How do corticoids affect vaccination against SARS-CoV-2 for migraines, cluster headaches and other headaches?
- Therapy with prednisolone and other corticoids (“cortisone”), for example for the treatment of status migraenosus, cluster headaches or for the treatment of rebound headaches during a medication break in the case of medication overuse headache (MÜK), should not be carried out approximately 8 weeks before to 2 weeks after vaccinations with live vaccines become.
- However, the vaccines approved against SARS-CoV-2 so far are not live vaccines . Such non-live vaccines can be used without restrictions in patients with migraines and other headaches.
- Classic non-live vaccines (inactivated vaccines) that are in development for vaccination against SARS-CoV-2 are vaccines based on adjuvanted proteins.
- Vaccines based on non-replicable vectors (Astra-Zeneca) and mRNA vaccines (e.g. BioNTech/Pfizer and Moderna) are differentiated from live vaccines. Their use corresponds to that of inactivated vaccines.

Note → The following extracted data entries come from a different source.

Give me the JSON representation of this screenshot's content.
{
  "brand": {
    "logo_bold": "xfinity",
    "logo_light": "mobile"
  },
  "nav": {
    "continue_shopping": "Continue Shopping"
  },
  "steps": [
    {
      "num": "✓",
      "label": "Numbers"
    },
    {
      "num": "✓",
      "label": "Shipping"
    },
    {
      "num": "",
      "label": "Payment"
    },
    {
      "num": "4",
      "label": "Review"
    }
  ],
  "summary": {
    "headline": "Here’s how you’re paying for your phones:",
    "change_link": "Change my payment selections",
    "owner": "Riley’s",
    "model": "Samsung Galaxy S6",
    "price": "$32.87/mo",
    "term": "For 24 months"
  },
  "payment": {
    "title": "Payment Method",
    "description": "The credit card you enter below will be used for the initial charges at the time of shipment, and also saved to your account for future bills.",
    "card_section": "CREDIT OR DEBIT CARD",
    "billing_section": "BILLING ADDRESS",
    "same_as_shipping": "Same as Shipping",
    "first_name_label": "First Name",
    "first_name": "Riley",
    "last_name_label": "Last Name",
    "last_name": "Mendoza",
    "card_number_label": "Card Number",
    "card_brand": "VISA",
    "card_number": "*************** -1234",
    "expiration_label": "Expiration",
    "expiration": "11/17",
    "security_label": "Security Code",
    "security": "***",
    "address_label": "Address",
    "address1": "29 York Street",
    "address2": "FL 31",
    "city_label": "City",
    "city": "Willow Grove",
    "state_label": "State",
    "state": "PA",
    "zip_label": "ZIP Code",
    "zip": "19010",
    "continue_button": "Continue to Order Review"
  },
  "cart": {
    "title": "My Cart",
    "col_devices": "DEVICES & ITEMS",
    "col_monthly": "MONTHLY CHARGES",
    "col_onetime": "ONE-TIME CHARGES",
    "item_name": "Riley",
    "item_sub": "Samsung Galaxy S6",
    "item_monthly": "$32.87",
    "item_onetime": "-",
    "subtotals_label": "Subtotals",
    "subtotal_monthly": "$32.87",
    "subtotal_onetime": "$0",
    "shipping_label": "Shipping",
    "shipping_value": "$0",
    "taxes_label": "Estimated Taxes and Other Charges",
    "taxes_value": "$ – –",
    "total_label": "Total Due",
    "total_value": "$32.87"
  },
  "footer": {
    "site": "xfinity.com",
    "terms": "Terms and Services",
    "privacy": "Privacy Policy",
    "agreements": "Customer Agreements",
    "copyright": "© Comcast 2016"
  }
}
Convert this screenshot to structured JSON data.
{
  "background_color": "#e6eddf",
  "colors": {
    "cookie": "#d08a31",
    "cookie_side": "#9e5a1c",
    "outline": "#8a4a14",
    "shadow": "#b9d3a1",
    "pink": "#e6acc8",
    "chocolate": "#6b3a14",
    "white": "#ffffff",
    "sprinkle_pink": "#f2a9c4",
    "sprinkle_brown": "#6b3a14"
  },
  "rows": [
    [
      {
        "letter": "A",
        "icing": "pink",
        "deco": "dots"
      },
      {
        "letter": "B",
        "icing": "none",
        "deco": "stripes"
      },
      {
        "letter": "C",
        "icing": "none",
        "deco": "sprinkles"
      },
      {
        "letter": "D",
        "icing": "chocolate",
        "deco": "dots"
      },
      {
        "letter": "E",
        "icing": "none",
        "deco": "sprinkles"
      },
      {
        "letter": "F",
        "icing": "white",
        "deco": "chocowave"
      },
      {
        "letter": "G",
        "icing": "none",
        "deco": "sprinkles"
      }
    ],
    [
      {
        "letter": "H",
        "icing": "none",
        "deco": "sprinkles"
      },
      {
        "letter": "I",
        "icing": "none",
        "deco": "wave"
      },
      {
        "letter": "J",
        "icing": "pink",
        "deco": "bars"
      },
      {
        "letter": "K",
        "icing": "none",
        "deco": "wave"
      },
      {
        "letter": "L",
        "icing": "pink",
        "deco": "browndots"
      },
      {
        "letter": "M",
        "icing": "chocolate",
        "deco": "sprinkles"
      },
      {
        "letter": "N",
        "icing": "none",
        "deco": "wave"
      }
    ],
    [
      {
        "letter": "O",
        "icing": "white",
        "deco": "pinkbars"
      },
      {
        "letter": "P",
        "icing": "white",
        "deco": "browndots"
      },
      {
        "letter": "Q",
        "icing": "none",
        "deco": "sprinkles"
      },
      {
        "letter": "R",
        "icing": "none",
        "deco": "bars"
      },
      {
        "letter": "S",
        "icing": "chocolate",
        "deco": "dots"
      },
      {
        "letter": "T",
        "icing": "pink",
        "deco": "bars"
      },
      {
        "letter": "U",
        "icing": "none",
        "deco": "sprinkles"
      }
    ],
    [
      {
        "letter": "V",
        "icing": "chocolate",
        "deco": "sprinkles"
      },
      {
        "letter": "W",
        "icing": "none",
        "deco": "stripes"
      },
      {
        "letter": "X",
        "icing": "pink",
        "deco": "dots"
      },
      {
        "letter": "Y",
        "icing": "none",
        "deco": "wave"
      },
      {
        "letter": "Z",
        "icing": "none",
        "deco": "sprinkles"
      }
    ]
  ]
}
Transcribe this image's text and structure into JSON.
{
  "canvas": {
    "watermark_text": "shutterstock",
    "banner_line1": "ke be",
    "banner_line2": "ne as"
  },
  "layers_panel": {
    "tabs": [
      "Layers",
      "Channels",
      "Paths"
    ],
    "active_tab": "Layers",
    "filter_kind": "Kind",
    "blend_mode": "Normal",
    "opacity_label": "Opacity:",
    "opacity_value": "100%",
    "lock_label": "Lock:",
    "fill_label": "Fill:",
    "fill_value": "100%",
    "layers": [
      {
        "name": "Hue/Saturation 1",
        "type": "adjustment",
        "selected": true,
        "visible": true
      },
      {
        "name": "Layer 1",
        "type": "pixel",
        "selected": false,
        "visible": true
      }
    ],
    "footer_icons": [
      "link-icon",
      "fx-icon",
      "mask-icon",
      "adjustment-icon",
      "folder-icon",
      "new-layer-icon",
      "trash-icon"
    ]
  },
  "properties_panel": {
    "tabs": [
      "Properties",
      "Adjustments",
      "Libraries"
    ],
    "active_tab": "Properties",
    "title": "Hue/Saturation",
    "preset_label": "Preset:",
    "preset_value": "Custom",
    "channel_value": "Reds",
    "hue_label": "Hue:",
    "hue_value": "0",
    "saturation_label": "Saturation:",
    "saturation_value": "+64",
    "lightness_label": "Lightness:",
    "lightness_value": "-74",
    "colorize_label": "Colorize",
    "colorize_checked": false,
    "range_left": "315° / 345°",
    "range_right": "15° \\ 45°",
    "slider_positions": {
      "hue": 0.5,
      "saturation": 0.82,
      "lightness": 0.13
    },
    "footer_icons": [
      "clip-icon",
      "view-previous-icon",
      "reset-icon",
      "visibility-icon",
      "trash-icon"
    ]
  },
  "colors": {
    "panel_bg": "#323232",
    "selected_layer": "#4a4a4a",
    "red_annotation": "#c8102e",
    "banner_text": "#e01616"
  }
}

- Vaccinations with such inactivated vaccines are generally possible for migraines, cluster headaches and other headaches.
- However, it should be noted that the immune response and thus the success of the vaccination can be impaired with higher doses of corticosteroids. For fundamental considerations regarding the effectiveness of a vaccination, the dosage of corticoids at the time of vaccination should therefore be as low as possible.
- There are no findings from the approval studies for treatments with immunomodulating/suppressing therapies such as corticosteroids.
- Treatment with corticosteroids can fundamentally influence vaccination responses. Vaccinations against Covid-19 should therefore take place at the earliest two weeks, preferably four weeks, after treatment with corticosteroids.
- After vaccination, corticosteroids should only be used after 14 days in order not to reduce the vaccination response.